About a year ago, GBG, which owns brands such as Spyder, Aquatalia and Frye, sold its North American business for $1.2 billion, and then embarked on a restructuring plan, reducing costs and staff, and optimizing efficiency in production and logistics.

The firm reported a 5.2 percent drop in revenue for the period, attributing the impact to brands that were discontinued last year, and some foreign exchange adjustment in Europe. Improved earnings before interest, taxes, depreciation and amortization, which Darling said has been a major focus during the six months, turned positive, to $79.5 million from a negative $39 million last year.

During the period, the group signed licensing deals with outdoor and sportswear brands Saga and Dakine to expand its reach across the category and across multiple seasons.

While the U.S. political environment is volatile, Darling believes the overall economy is strong and shows no evidence of any kind of economic downturn that is significant. He noted that U.S. retail sales had softened in the past three months in the key back-to-school sales season, although November is starting out a little better.

“I would say it’s still relatively soft, and indicates to us that there probably will be some growth in the Christmas selling season, but it won’t be nearly as robust as we might have anticipated,” Darling said.

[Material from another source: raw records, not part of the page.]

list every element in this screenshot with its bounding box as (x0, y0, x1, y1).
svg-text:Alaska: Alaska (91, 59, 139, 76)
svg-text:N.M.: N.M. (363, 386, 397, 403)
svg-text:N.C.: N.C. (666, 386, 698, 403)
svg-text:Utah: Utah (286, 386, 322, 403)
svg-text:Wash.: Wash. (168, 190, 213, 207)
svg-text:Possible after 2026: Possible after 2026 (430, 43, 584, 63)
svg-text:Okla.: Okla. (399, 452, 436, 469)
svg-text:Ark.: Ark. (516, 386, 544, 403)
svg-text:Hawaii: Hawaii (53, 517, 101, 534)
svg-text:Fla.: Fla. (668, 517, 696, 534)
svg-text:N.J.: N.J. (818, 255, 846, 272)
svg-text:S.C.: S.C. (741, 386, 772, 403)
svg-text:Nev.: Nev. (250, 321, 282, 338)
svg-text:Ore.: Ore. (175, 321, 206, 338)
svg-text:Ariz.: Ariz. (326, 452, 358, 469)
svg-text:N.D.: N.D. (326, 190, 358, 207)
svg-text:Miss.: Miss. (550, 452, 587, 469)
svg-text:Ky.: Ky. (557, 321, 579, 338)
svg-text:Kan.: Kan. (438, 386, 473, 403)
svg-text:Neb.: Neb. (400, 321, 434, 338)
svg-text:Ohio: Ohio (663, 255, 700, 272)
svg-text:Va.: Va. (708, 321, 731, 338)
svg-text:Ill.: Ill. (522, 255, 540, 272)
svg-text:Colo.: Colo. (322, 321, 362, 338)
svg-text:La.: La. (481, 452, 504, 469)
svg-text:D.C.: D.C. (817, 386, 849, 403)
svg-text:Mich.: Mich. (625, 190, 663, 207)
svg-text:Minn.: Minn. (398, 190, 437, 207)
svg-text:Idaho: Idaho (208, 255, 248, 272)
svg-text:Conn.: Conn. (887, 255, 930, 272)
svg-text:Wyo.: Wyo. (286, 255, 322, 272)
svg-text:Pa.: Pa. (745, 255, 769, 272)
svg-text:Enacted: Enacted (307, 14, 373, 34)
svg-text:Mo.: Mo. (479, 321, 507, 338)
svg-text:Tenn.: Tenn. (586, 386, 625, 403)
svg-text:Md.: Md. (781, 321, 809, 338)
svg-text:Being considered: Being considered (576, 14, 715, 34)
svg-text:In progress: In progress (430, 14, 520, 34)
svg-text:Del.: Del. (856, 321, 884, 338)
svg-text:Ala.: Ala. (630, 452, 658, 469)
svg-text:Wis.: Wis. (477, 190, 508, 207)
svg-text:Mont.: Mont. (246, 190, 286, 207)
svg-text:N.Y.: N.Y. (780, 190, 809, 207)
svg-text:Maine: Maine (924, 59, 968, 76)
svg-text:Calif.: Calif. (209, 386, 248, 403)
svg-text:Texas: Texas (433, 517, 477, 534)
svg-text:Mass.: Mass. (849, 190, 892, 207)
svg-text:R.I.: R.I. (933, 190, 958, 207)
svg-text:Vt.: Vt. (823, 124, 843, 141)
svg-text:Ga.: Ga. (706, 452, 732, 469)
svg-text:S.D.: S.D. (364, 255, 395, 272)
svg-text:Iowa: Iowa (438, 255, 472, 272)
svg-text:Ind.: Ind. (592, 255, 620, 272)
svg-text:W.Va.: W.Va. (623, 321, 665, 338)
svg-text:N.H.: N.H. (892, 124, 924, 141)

The closing of brick-and-mortar stores in both the U.S. and Europe continues, and as management works to resurrect GBG, they’ll be shifting to focus the business more on e-commerce.

For GBG, the big question is Brexit, which has dampened consumer sentiment. “From a business standpoint, what we’re looking for is consistency, and whether there is a Brexit or there isn’t a Brexit, we’d like to know which one it’s going to be and be able to start to plan accordingly,” Darling said.

Despite the 15 percent tariff levied by the U.S. on most apparel and footwear categories from China, the impact on GBG this year from tariffs has been minimal, estimated at $2 million to $2.5 million for the second half should they stay in effect.

GBG started moving production out of China a year ago to countries like Vietnam, Bangladesh and India, so overall F.O.B. costs have been slightly reduced, and are reflected in improved margins. Today, China accounts for 35 percent of GBG’s total production for the U.S. market, including about 35 percent of footwear and about 20 percent of apparel.